The Chancery Court described the claims in this case as, in essence, involving the Defendant, Secure, believing that a contract existed between the parties while Hillsboro believed that the contract did not exist. The Court regarded this as a claim that is inherently legal in nature. The Court stated that a claim that is legal in nature cannot be converted to an equitable claim simply by requesting an equitable remedy.
More artfully, the Court stated that: “one cannot parade a duck around and call it a swan.” The court reiterated three basic ways that the Chancery Court can acquire subject matter jurisdiction over a case:
1) The invocation of an equitable right;
2) The request for an equitable remedy when there is no adequate remedy at law; or
3) A statutory delegation of subject matter jurisdiction (citing Medek v. Medek, 2008 WL 4261017, at * 3 (Del. Ch., Sept. 10, 2008)) [see my short blog summary of Medek here].
Importantly, Hillsboro argued that specific performance was the only adequate remedy and that if a contract were found to exist, the parties would be forced to pursue equitable remedies to enforce the contract. The Court was not convinced. Rather, the Chancery Court explained that the Superior Court is authorized to grant declaratory relief and to enforce its order via its contempt power or to award compensatory damages for violation of a judgment – – all of which are sufficient to address the type of harm anticipated in this case (citing Section 6502 of Title 10 of the Delaware Code).
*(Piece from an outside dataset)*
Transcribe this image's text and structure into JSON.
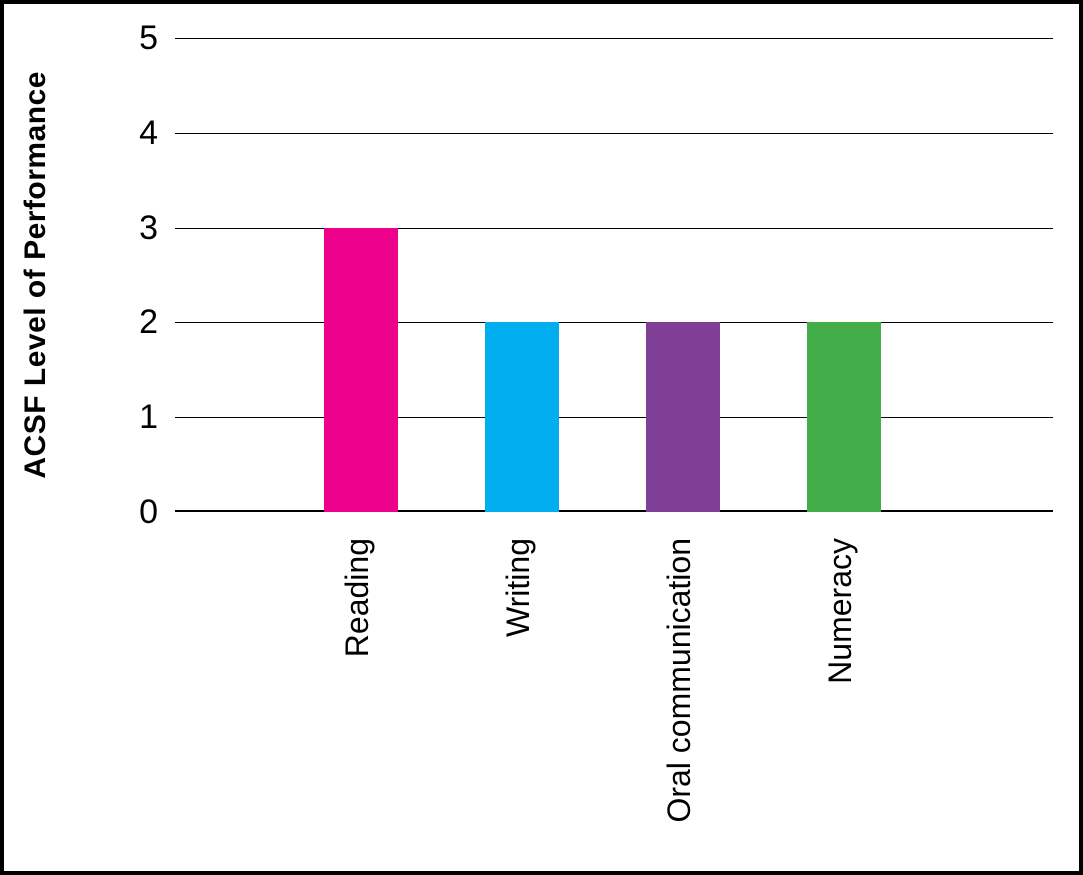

Also of great importance is the Court’s rejection of the argument that even though the potential insolvency of the defendant and its alleged inability to pay any potential money judgment has in the past been a potential factor in determining equitable jurisdiction, the Court observed that in this case there is no support for the premise that the financial condition of the defendant would render it unable to meet a potential money judgment in this case (citing E.I. DuPont de Nemours & Co. v. HEM Research, Inc., 576 A.2d 635 (Del. Ch. 1989)).